Mann has cited Evans as his favorite pianist, and his 1995 tribute to Evans, Peace Pieces, stands as one of the highlights of his career. In a way, the two albums are bookends, Nirvana being the last straight ahead album Mann recorded until he returned to Evans' music nearly a quarter century later. Interestingly, there is no Evans material on Nirvana, which includes a pair of Mann originals, a pair of standards and Erik Satie's "Gymnopedie."
While the Trio was still finding its way at the time of these recordings, all the players were of the first caliber and the promise of great music to come was apparent. If there was any flaw in their effort here, it may be in Israels' occasionally overplaying in an effort to establish his voice in a new context, but his mastery of his instrument is such that that's a problem that hardly diminishes the result. Mann is superb throughout, and his mid-tempo bop take of Cole Porter's "I Love You" should be heard by anyone whose exposure is limited to his pop and soul material of later years.

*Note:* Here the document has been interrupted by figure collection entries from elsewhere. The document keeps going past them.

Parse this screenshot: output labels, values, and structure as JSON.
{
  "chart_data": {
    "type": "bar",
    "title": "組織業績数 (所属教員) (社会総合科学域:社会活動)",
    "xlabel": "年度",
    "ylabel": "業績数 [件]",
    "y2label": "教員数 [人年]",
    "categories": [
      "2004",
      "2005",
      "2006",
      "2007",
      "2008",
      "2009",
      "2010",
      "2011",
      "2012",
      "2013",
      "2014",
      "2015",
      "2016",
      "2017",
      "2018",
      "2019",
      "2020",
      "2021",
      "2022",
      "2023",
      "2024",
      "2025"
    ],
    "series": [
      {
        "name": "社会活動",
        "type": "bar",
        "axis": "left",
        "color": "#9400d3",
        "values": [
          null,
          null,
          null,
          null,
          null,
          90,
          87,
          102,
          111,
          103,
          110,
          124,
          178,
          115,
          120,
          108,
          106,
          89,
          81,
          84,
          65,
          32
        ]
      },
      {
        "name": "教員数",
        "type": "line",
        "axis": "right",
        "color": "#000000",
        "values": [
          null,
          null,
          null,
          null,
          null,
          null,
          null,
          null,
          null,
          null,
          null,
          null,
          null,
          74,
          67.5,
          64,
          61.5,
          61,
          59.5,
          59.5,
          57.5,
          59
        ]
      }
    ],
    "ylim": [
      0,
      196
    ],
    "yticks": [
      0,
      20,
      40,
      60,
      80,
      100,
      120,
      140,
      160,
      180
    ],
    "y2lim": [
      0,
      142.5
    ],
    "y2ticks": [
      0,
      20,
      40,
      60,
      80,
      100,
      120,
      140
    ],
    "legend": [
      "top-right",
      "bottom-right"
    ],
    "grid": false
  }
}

The album is diminished only by the poor recording quality of Evans' piano. Koch Jazz reissues have been consistently reliable in my experience, so I'm inclined to attribute the flaw to an uncorrectable problem with the source. That may explain the extended delay in the reissue of this material, but better a flawed recording of Bill Evans than none, and the other instruments are hardly affected. This is a fine addition to the catalog for Evans completists and for Herbie Mann fans in general.